Avec la disparition de Ramsès et la nomination du Silencieux comme maître d’œuvre, le criminel avait-il décidé de se tenir tranquille à jamais ? Sobek ne le croyait pas. Patient et déterminé, ce démon poursuivait un but précis.
Plus que jamais, Néfer était exposé.
Et le traître avait forcément des complicités à l’extérieur, comme cet Abry qui ne s’était pas suicidé mais que l’on avait supprimé pour l’empêcher de parler. Abry, administrateur principal de la rive ouest, protecteur désigné de la Place de Vérité ! Comment mieux souligner la gravité du mal ? Sa disparition coupait une piste majeure, mais Sobek parviendrait peut-être à renouer les fils du complot en identifiant l’artisan qui avait renié son serment.
Aussi le Nubien venait-il de prendre une décision qu’il ne communiquerait à personne : en utilisant tous les moyens dont il disposait, il allait suivre à la trace chacun des membres de l’équipe de droite.

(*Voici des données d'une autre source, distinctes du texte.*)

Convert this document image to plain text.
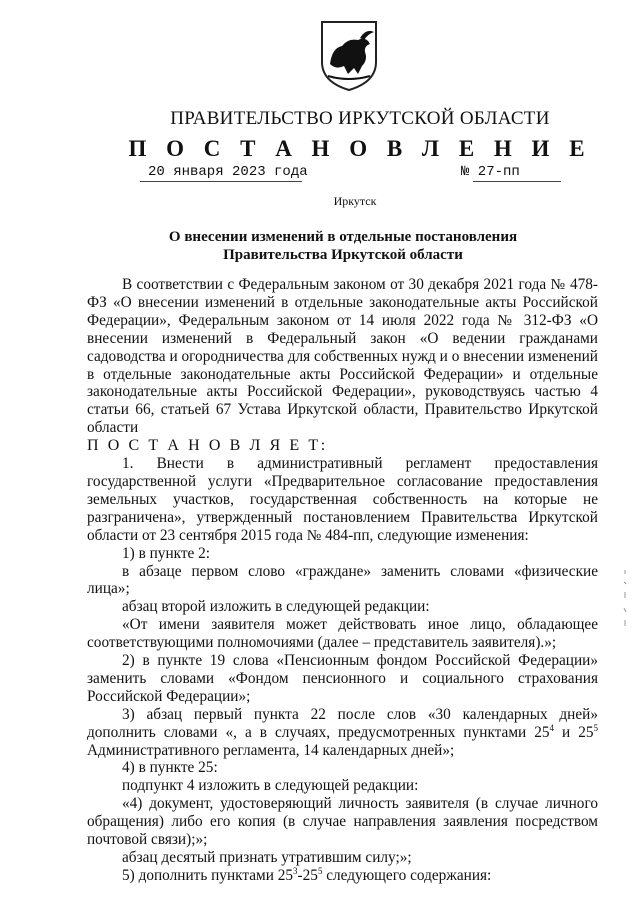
ПРАВИТЕЛЬСТВО ИРКУТСКОЙ ОБЛАСТИ
П О С Т А Н О В Л Е Н И Е
20 января 2023 года	№ 27-пп
Иркутск
О внесении изменений в отдельные постановления
Правительства Иркутской области

В соответствии с Федеральным законом от 30 декабря 2021 года № 478-ФЗ «О внесении изменений в отдельные законодательные акты Российской Федерации», Федеральным законом от 14 июля 2022 года № 312-ФЗ «О внесении изменений в Федеральный закон «О ведении гражданами садоводства и огородничества для собственных нужд и о внесении изменений в отдельные законодательные акты Российской Федерации» и отдельные законодательные акты Российской Федерации», руководствуясь частью 4 статьи 66, статьей 67 Устава Иркутской области, Правительство Иркутской области

П О С Т А Н О В Л Я Е Т:

1. Внести в административный регламент предоставления государственной услуги «Предварительное согласование предоставления земельных участков, государственная собственность на которые не разграничена», утвержденный постановлением Правительства Иркутской области от 23 сентября 2015 года № 484-пп, следующие изменения:

1) в пункте 2:

в абзаце первом слово «граждане» заменить словами «физические лица»;

абзац второй изложить в следующей редакции:

«От имени заявителя может действовать иное лицо, обладающее соответствующими полномочиями (далее – представитель заявителя).»;

2) в пункте 19 слова «Пенсионным фондом Российской Федерации» заменить словами «Фондом пенсионного и социального страхования Российской Федерации»;

3) абзац первый пункта 22 после слов «30 календарных дней» дополнить словами «, а в случаях, предусмотренных пунктами $25^4$ и $25^5$ Административного регламента, 14 календарных дней»;

4) в пункте 25:

подпункт 4 изложить в следующей редакции:

«4) документ, удостоверяющий личность заявителя (в случае личного обращения) либо его копия (в случае направления заявления посредством почтовой связи);»;

абзац десятый признать утратившим силу;»;

5) дополнить пунктами $25^3-25^5$ следующего содержания:
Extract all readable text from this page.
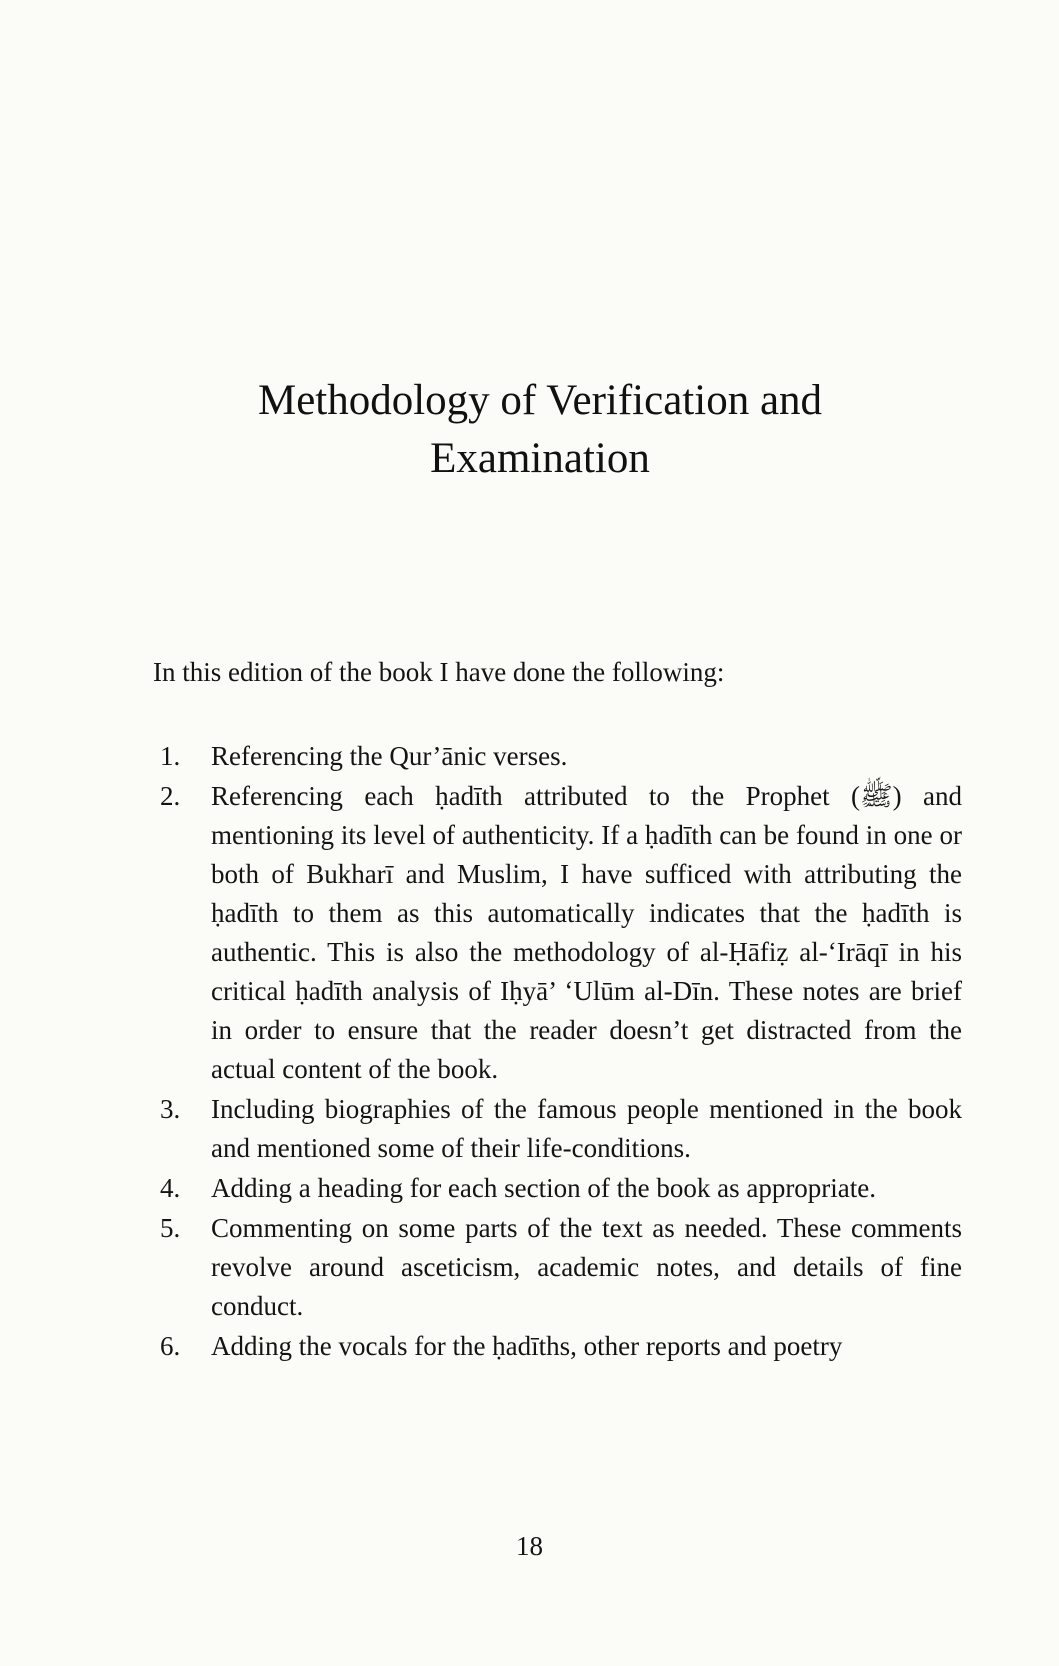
Methodology of Verification and Examination

In this edition of the book I have done the following:

1.	Referencing the Qur’ānic verses.
2.	Referencing each ḥadīth attributed to the Prophet (ﷺ) and mentioning its level of authenticity. If a ḥadīth can be found in one or both of Bukharī and Muslim, I have sufficed with attributing the ḥadīth to them as this automatically indicates that the ḥadīth is authentic. This is also the methodology of al-Ḥāfiẓ al-‘Irāqī in his critical ḥadīth analysis of Iḥyā’ ‘Ulūm al-Dīn. These notes are brief in order to ensure that the reader doesn’t get distracted from the actual content of the book.
3.	Including biographies of the famous people mentioned in the book and mentioned some of their life-conditions.
4.	Adding a heading for each section of the book as appropriate.
5.	Commenting on some parts of the text as needed. These comments revolve around asceticism, academic notes, and details of fine conduct.
6.	Adding the vocals for the ḥadīths, other reports and poetry
18
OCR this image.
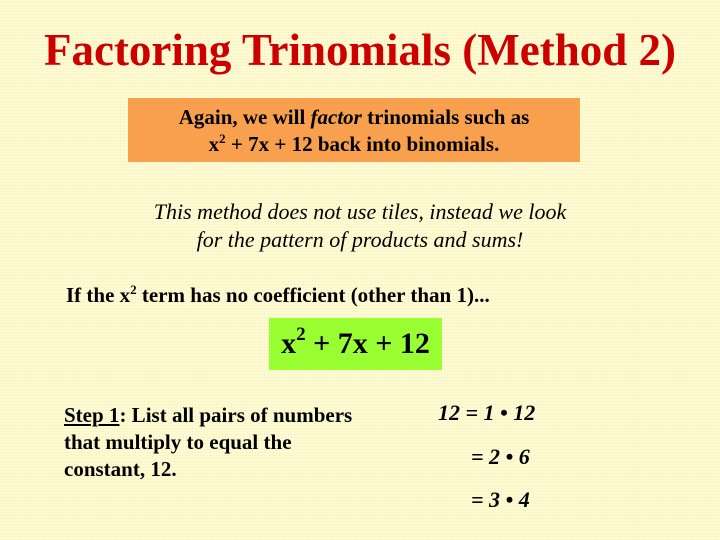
Factoring Trinomials (Method 2)
Again, we will factor trinomials such as
$x^2 + 7x + 12$ back into binomials.
This method does not use tiles, instead we look
for the pattern of products and sums!
If the $x^2$ term has no coefficient (other than 1)...
$x^2 + 7x + 12$
Step 1: List all pairs of numbers that multiply to equal the constant, 12.
12 = 1 • 12
= 2 • 6
= 3 • 4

Si une bête immonde se terrait en son sein, elle finirait par commettre une erreur.
C’était sa seule chance de réussir, et il ne la manquerait pas.
— Chef, l’avertit l’un de ses hommes, l’âne est arrivé.
— L’âne... Quel âne ?
— Ben... Celui que vous avez commandé, il paraît.
— Ah oui, c’est vrai ! Dis au vendeur que je le paierai dans la semaine.
Sobek écouta les rapports des policiers nubiens qui ne lui signalèrent aucun incident. La Vallée des Rois était bien gardée, et nul suspect n’avait tenté de s’en approcher. Mais la troupe se plaignait du nombre d’heures de surveillance qu’elle était obligée d’effectuer alors que la situation paraissait calme. De plus, ce surcroît de labeur était fort mal payé.
Le chef Sobek entra dans une violente colère.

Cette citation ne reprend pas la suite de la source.